Tikopia attitudes toward suicide are closely connected with their attitudes toward death in general. Summarily stated, these attitudes express regret concerning death rather than fear of it; . . .the timing of the moment of cessation of bodily functioning is not necessarily treated as a matter of critical importance. To take one’s own life is merely to anticipate the inevitable end. In some circumstances, death has an aesthetic attraction. . . .[T]he normal Tikopia ways of committing suicide are three, differentiated broadly according to age and sex; hanging (mainly by middle-aged and elderly people); swimming out to sea (women only, especially young women); putting off to sea by canoe (men only, especially young men). Hanging (noa na, tying the neck) is usually fatal.. . . . . .In swimming out to sea (kau ki moana), the women, though good swimmers, soon seem to be overcome by heavy seas or by sharks that are common off the coast, and mortality from such suicide attempts appears frequent. … the fate of many unmarried young women. . . .But resort to putting off to sea in a canoe (forau) is more difficult to interpret. The Tikopia term in general indicates a sea voyage, and any canoe voyage from Tikopia is a hazardous undertaking. Tikopia is a mere dot in 40,000 square miles of ocean, with the nearest land, Anuta, equally isolated—only half a mile across and 70 miles away; larger land is more than 100 miles away and in some directions many hundreds of miles. With the alternation of storm and calm, especially in the monsoon season, to try to make landfall from Tikopia is a great risk. . . .In many cases it is difficult to separate an attempt to escape from Tikopia to see the world, with a serious chance of not surviving, from an attempt to escape from Tikopia society with an intent to perish or an attitude of not caring whether one perishes or not.

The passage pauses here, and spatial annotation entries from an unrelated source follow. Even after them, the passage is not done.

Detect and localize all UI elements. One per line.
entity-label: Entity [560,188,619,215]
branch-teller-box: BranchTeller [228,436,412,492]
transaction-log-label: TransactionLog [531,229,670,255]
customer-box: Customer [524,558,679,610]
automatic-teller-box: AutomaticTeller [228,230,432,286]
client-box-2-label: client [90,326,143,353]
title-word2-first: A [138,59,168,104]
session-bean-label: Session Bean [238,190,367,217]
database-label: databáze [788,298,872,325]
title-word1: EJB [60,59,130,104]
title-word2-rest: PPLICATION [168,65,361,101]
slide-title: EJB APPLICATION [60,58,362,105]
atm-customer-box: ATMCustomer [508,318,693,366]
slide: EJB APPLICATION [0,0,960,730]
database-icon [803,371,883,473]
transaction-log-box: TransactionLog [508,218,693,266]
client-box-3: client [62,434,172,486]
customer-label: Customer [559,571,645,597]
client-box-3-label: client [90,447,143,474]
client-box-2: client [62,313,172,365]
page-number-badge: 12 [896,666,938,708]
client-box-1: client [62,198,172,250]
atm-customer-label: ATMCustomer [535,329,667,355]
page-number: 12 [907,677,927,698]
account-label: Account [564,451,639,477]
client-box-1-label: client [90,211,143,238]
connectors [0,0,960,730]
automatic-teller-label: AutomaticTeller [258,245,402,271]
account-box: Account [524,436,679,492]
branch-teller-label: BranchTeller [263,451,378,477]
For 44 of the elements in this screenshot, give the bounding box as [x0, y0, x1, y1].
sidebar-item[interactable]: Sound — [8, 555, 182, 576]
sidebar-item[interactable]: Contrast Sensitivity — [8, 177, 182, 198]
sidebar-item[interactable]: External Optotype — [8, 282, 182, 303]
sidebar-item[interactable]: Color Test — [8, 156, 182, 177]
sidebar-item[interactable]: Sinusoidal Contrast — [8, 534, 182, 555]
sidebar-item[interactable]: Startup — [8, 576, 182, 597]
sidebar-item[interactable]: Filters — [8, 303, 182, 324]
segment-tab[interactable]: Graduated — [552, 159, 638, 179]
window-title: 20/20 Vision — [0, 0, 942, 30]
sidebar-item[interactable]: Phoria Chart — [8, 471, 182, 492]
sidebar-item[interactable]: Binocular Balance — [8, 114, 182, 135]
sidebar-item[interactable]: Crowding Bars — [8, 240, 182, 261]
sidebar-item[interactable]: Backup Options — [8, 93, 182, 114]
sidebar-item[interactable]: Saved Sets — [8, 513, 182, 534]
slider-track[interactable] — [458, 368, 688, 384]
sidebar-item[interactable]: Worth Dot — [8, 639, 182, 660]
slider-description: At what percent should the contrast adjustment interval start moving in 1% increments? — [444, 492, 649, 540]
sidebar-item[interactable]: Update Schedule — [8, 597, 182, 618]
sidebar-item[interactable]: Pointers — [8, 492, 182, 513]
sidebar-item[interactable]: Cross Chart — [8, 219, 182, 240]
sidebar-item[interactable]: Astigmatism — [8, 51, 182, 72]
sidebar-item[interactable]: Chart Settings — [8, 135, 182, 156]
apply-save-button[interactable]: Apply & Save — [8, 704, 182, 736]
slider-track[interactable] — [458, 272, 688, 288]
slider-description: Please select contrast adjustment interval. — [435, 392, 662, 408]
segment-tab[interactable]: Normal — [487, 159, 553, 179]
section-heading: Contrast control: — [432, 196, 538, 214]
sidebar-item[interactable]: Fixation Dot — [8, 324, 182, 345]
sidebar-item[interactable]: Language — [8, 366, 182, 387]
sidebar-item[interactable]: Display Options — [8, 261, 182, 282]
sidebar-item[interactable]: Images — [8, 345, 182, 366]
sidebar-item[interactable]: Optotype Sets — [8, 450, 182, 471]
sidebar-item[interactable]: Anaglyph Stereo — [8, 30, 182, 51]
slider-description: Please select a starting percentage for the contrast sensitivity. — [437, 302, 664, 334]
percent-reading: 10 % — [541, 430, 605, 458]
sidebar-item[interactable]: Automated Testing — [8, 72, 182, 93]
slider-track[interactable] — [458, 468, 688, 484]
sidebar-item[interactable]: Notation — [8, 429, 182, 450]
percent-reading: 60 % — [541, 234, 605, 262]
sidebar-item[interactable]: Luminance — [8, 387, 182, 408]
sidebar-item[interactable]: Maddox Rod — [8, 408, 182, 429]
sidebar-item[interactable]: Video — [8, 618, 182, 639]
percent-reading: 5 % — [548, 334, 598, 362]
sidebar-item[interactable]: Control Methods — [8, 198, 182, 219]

. . .social factors are clearly apparent both in the choice of method and in the attendant circumstances. In suicide at sea, an almost complete sex differential is manifested: a woman swims to her death, a man takes a canoe. Yet Tikopia men in ordinary circumstances swim as well and as freely as do women. Again, by report a curious fastidiousness is sometimes displayed in committing suicide. A person dying by hanging, it is said, excretes freely. If the deed is committed without premeditation, the interior of the house is in a mess: in the person’s dying struggles mats and the interior of the house become covered with excrement. People coming to release him are disgusted, and before mourning begins women must clean up the disorder. For this reason, I was told, a person who is thinking of suicide by hanging may refrain from food for a day or so, in order “that his excrement may not be laughed at’. It may seem to us unnecessary to be so finicky about the manner of dying, yet this has a crude logic. If part of the reason for destroying the body is to preserve the social personality intact—by safeguarding it from disintegrating despair or shame—then the person does not want his reputation to suffer by his death. Suicide in Tikopia is thought to merit certain dignity.
[#4] Raymond Firth, “Tikopian Attitudes Towards Suicide,” Tikopia Ritual and Belief (Boston: Beacon Press, 1967), pp. 120-124.